Saturday, November 20, 2010

Weight Loss 101 - A Primer for Beginners

Weight loss should be taken seriously. This is a contract between you and your body. Tips can come from many sources: your nutritionist, your doctor or a recognized weight-loss organization, but if you do not see this work, we are disappointed with your results.

Generally you will be given a diet and / or prudent eating guidelines. Our years of experience have proved beyond doubt that "stuck" paying off well demonstrated at the end. Theirdaily calorie consumption (metabolic rate) by measuring their REE (resting metabolic expenditure) and the adaptation of this measure for the daily activities can be estimated. The test is available in some health care facilities available.

If you reduce your calorie intake by 500 calories a day, you should lose about a pound a week. You lose more than the loss in the first week, since the excess water.

If you want to increase your physical activity, or you'll lose more, depending on the type ofActivities. Walking one mile burns 100 calories on a flat surface on average. By intensive and regularly increased metabolic rate and further improve the rate of weight loss. Do not take in vigorous physical activity without consulting your doctor.

Stay in your assigned daily caloric intake.

Weigh yourself regularly (every day is OK) on a reliable scale, the same scale each time, preferably in the morning when you wake up first, beforeBreakfast and before dressing. Take your based on a single sheet (preferably on your computer with Excel or a similar program, if you have it) and take with you on your next visit with your doctor.

Food Calories

Fat: 1 gram has 9 calories

Protein has 4 calories 1 g

Carbohydrates: 1 g has 4 calories

Alcohol: 1 gram of alcohol has about 7 calories

Fat is "calorie dense" is packed withCalories. Some fat is essential, and helps control the appetite.

Most vegetables are "volume low calorie foods and a lot of nutritional value, and help fill the stomach.
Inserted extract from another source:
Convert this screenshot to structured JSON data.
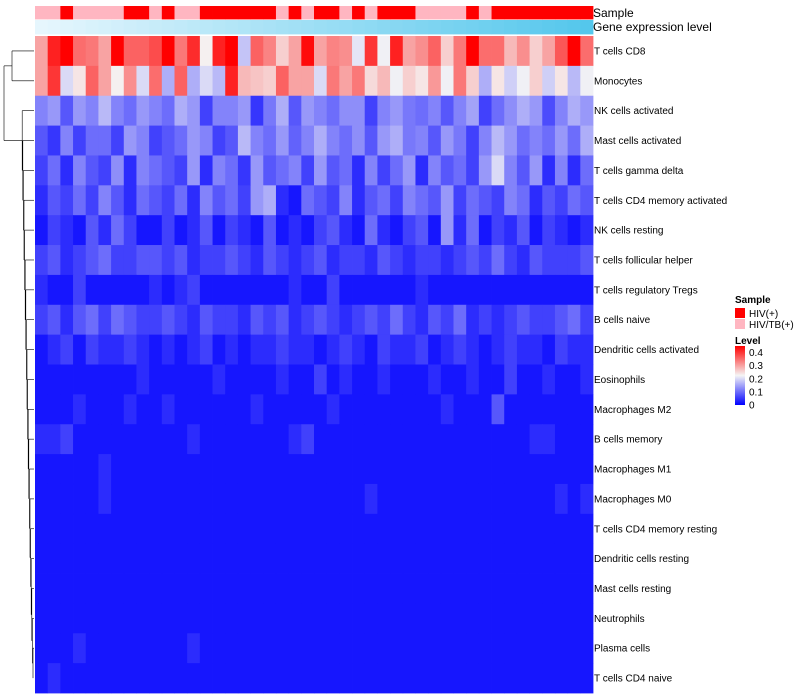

Sugar of any kind (look for high fructose corn syrup, powdered sugar, organic cane sugar "and others) are unhealthy carbohydrates. The same goes for the white flour and starch. Wholemeal products are a much better choice.

Take a close look at food labels, and we are anxious to ensureon the line that tells you how much sugar is in each section, the less the better. There are acceptable substitutes for sugar as Blue Agave nectar (a liquid) and erythritol (sugar crystals).

Organic food. Organic food is great. E 'was developed without chemical pesticides, hormones or antibiotics. But organic foods are still unacceptable amounts of fats and sugars. So, once again, do not forget to look at food labels.

Snacks. E 'have toSnacks, but remember to take it into account when of your caloric intake for the office day.

Food. Eating is not a sin. It is sometimes difficult to keep calories when dining out. When it feels good to eat, cut the next day. Better yet, "bank" calories, decreasing a bit 'one day before.

Do not be embarrassed to ask a waiter to make sure that the sauces are not too heavy, or have weight problems others express themselves. Do not rely on "doubtful"Answer: It 's just ask to speak with the chef.

The use of specific drugs. Occasionally, medications are prescribed for you lose weight. These are usually intended to decrease appetite or food cravings. They are not intended to substitute for a control section and its use must be prescribed by a physician and monitored periodically.

Good luck in pursuing your goals of weight loss.